Marital Property

Marital Property is property acquired by either spouse during a marriage. Texas community property laws govern the division of marital property in divorce proceedings. Assets that are considered “marital property” are divided fairly, but not necessarily 50/50 between spouses.

Definition of Marital Property

Marital property in Texas encompasses assets and debts acquired by either spouse during the marriage, regardless of whose name is listed on the title or account.

  • Real Property: This includes the marital home, vacation homes, rental properties, land, and any improvements made to real estate during the marriage.
  • Personal Property: Personal property includes vehicles, furniture, household goods, jewelry, artwork, electronics, and other tangible items acquired during the marriage.
  • Financial Assets: Financial assets include bank accounts, retirement accounts, stocks, bonds, mutual funds, certificates of deposit (CDs), and other investments acquired during the marriage.
  • Business Interests: If either spouse owns a business or has an ownership interest in a business acquired during the marriage, that interest is considered marital property subject to division.
  • Pensions and Benefits: Pension plans, 401(k) accounts, IRAs, employee stock options, and other retirement benefits earned by either spouse during the marriage are considered marital property.
  • Debts and Liabilities: Debts and liabilities incurred by either spouse during the marriage, including mortgages, car loans, credit card debt, student loans, and other financial obligations, are also considered marital property and may be divided between the spouses.

Applicable Law: Texas Family Code Chapter 3.

Community Property Laws in Texas

Texas is a community property state.
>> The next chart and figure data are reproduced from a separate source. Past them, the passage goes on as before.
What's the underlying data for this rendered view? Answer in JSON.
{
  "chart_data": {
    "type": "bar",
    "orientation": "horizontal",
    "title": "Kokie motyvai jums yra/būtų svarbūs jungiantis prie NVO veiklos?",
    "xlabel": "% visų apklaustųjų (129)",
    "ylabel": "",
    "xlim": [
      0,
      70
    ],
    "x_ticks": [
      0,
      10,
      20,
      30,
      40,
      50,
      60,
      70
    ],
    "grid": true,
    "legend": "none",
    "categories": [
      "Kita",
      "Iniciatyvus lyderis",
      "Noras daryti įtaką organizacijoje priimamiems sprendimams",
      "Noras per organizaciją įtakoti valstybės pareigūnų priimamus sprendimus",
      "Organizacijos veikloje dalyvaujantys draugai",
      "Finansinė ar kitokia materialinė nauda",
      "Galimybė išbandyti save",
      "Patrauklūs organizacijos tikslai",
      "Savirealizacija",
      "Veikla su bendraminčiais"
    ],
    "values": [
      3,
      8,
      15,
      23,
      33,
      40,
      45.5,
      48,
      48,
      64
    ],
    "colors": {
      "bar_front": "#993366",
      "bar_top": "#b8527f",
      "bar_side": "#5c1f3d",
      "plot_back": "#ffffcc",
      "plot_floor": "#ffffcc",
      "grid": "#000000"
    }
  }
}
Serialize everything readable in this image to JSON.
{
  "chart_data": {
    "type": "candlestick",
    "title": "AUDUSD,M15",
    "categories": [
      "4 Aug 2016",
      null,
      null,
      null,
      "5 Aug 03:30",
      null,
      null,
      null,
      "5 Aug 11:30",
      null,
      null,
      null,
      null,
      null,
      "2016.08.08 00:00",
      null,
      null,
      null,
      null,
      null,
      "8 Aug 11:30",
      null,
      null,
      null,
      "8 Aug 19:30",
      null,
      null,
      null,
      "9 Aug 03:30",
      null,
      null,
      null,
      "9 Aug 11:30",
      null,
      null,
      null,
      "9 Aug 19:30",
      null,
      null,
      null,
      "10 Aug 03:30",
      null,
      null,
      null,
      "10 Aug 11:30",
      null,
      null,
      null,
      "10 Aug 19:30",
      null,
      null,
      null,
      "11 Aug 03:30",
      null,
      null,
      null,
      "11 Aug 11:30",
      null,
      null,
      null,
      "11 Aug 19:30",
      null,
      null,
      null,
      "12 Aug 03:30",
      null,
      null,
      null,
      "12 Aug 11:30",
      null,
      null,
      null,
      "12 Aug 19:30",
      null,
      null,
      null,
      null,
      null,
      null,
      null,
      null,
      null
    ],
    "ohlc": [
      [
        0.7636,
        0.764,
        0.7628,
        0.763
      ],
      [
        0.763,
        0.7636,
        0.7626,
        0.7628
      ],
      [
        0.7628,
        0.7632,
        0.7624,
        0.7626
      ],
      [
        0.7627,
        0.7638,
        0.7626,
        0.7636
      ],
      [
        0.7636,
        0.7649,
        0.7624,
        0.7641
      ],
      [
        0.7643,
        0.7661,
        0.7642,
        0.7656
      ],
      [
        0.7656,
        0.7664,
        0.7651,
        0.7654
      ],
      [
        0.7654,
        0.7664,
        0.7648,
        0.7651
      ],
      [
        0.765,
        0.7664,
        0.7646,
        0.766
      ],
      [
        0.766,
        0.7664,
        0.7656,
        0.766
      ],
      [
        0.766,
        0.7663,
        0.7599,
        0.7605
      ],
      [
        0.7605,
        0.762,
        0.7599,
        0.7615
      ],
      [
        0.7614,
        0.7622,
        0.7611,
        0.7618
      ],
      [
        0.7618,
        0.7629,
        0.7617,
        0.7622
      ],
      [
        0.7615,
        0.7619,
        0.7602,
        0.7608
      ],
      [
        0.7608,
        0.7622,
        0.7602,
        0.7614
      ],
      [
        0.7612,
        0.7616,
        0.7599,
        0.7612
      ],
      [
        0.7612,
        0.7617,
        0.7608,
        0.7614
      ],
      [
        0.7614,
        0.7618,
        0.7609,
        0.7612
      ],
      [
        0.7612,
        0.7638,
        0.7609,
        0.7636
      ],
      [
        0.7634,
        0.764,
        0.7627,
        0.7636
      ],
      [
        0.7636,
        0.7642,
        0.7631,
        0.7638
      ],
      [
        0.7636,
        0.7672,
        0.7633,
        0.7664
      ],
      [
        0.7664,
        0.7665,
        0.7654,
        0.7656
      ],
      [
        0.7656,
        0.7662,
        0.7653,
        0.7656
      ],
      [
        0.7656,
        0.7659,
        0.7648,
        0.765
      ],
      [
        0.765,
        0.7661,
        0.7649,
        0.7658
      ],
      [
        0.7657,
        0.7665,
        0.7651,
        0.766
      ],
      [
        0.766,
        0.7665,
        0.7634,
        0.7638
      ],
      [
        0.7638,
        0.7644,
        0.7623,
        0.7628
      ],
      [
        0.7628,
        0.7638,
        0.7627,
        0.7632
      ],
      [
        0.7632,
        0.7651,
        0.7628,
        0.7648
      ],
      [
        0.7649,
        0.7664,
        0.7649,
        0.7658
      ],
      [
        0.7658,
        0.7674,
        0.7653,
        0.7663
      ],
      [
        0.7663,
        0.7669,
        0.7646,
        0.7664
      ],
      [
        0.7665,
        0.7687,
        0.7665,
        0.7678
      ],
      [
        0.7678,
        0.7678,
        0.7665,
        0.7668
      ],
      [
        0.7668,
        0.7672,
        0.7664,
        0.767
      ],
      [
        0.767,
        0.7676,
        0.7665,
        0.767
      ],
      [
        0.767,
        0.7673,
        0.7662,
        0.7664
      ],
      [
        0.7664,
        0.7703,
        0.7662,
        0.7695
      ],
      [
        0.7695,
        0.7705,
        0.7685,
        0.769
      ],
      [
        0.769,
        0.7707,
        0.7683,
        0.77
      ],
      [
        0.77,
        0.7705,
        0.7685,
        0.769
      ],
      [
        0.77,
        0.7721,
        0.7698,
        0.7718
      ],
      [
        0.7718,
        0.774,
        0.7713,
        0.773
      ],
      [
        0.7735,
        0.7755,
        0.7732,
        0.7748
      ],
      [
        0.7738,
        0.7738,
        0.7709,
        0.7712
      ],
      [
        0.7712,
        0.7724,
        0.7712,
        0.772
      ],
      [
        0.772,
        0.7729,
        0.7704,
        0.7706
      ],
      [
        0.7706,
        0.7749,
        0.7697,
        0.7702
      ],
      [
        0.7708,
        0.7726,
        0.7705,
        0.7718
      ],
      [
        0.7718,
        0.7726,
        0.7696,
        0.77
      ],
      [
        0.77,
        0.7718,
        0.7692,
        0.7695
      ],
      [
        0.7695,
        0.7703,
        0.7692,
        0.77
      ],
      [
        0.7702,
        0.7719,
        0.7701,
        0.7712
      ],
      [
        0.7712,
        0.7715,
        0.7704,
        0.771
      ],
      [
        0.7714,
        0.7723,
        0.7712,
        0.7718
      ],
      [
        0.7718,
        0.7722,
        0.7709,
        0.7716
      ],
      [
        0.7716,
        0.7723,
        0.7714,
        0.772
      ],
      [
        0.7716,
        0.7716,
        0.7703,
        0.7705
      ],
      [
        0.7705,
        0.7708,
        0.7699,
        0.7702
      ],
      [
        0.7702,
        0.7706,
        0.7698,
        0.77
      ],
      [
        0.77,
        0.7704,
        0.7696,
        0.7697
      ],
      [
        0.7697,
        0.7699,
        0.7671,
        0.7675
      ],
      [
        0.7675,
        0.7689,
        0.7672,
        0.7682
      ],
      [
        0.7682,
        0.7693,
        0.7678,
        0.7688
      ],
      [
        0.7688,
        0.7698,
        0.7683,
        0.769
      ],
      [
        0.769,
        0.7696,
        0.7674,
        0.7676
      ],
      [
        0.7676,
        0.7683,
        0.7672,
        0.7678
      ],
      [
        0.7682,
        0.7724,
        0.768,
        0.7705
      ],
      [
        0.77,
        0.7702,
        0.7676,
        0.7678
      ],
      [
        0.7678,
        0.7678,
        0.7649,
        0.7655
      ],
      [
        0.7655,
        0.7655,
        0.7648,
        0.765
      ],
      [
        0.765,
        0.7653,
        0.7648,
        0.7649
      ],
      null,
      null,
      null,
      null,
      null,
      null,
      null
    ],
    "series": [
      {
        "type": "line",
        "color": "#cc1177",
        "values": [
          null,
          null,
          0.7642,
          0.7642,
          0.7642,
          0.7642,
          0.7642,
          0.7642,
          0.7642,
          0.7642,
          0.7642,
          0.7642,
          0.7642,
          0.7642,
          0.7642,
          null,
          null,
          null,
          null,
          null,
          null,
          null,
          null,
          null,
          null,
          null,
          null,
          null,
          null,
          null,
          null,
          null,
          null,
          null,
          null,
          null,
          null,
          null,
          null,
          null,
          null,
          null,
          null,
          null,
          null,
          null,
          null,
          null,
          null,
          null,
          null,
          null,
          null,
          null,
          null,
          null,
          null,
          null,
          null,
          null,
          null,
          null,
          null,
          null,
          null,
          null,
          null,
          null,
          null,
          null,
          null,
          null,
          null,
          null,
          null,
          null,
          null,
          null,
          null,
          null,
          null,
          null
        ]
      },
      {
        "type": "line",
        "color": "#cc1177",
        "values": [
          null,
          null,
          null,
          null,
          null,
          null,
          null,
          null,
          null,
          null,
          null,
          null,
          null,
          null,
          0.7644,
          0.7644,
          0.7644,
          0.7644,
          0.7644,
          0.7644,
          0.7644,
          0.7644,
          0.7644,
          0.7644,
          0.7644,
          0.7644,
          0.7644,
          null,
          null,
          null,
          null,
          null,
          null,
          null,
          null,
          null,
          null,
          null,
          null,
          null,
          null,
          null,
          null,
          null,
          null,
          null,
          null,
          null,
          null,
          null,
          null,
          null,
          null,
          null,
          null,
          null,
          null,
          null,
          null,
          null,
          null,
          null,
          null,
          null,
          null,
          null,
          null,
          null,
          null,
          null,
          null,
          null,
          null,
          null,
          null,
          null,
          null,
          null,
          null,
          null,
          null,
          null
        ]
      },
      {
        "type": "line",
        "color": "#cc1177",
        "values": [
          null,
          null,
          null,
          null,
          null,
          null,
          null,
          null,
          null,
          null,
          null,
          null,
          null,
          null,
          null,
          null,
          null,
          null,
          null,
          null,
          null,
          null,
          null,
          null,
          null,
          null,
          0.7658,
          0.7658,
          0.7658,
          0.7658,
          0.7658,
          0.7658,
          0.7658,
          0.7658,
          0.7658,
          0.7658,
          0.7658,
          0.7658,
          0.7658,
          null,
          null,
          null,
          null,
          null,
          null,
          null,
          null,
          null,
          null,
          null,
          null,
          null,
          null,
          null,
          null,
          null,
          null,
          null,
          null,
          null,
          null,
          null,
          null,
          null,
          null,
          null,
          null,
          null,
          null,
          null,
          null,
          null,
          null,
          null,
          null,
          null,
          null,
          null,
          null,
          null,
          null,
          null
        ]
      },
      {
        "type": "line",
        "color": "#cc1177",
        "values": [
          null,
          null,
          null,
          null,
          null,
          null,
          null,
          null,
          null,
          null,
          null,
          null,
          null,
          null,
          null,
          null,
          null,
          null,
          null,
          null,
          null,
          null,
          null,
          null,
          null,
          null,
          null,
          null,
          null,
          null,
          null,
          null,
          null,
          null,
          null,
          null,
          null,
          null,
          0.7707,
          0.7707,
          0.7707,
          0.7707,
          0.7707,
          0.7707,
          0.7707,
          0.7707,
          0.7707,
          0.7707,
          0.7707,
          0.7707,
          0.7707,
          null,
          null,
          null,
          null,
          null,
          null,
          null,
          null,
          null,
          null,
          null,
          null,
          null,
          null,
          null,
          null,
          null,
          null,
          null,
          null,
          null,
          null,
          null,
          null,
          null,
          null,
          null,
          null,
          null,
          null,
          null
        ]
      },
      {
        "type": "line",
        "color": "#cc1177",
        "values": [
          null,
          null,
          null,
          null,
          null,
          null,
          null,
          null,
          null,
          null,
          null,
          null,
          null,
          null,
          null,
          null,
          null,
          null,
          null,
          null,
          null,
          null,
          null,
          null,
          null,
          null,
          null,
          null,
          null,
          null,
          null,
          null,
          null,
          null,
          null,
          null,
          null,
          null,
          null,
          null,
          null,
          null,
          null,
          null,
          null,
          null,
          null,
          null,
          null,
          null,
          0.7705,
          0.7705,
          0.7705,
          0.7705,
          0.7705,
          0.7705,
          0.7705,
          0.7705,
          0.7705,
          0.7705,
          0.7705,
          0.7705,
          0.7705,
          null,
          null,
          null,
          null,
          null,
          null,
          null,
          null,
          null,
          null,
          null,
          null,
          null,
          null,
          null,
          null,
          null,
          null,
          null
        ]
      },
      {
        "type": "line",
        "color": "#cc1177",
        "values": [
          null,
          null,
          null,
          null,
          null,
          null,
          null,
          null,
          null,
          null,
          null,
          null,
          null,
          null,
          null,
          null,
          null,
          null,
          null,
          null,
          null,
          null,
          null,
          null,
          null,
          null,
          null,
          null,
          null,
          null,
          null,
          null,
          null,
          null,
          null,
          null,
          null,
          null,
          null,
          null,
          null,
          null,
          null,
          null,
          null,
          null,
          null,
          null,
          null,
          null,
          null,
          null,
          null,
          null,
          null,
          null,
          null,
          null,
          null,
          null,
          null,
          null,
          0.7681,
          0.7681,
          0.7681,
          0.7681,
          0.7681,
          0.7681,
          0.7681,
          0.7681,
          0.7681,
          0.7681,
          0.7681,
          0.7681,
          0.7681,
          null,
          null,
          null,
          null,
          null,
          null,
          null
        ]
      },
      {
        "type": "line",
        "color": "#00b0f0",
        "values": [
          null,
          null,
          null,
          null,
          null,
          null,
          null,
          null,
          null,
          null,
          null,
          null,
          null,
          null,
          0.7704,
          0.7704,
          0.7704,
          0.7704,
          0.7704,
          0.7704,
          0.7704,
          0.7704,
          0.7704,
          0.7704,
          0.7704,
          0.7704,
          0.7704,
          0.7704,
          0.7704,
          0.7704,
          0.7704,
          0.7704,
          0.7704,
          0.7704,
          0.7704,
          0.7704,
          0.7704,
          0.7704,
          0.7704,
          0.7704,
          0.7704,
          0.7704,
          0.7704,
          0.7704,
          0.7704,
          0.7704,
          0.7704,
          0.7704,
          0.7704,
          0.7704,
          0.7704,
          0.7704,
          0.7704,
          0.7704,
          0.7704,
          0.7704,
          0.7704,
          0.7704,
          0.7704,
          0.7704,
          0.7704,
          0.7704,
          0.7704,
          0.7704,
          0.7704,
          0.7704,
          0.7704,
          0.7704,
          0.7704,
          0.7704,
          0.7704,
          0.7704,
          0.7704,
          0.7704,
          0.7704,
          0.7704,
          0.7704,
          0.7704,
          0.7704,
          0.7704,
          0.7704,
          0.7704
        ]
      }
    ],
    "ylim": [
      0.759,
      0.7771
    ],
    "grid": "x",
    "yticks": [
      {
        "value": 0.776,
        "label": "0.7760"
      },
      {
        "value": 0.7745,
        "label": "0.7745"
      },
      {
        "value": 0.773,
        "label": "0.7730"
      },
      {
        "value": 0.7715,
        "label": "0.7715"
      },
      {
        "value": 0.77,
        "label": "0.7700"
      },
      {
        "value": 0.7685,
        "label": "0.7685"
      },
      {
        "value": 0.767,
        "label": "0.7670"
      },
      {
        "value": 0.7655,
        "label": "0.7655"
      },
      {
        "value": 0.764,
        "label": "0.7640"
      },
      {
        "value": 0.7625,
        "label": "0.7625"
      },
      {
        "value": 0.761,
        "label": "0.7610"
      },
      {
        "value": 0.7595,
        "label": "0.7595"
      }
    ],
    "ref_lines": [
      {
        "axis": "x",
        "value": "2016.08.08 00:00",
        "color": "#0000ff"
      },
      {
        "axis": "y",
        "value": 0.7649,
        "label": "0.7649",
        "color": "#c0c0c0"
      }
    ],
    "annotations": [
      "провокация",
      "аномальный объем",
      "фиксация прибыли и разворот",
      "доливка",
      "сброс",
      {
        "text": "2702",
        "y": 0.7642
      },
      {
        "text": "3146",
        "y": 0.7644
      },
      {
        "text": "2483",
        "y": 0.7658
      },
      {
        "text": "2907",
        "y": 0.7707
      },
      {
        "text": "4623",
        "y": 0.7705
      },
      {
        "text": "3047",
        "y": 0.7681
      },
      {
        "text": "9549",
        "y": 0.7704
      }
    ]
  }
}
Community property laws presume that all property acquired during the marriage is community property, belonging equally to both spouses, regardless of who earned the income or whose name is on the title.

However, Texas law recognizes certain exceptions to the community property presumption. Separate property, which is property owned by one spouse before the marriage or acquired by gift or inheritance during the marriage, is not subject to division in a divorce. Separate property remains the sole property of the spouse who owns it and is not subject to division in the divorce.

Equitable Division of Marital Property

While Texas follows community property principles, the division of marital property in a divorce does not necessarily mean an equal 50/50 split of assets and debts. Instead, Texas courts strive to achieve a fair and equitable division of marital property based on factors such as the following.

  • Length of the Marriage: The duration of the marriage may influence the division of marital property, with longer marriages generally resulting in more equal divisions of assets and debts.
  • Financial Contributions: Courts consider each spouse’s financial contributions to the marriage, including income earned, assets acquired, and financial sacrifices made for the benefit of the family.
  • Non-Financial Contributions: Non-financial contributions, such as homemaking, childcare, and support of the spouse’s career or education, are also taken into account when dividing marital property.
  • Future Financial Needs: Courts may consider the future financial needs of each spouse, including earning capacity, health, age, and ability to support themselves after the divorce.
  • Custody Arrangements: The custody arrangements for any children of the marriage may influence the division of marital property, particularly if one spouse is awarded primary custody and needs additional financial support.

Conclusion

Marital property in a Texas divorce refers to assets and debts acquired by spouses during their marriage. Texas follows community property laws, which generally result in an equitable division of marital property between spouses upon divorce. However, equitable division does not always mean an equal 50/50 split, as courts consider various factors to achieve a fair and just division of assets and debts.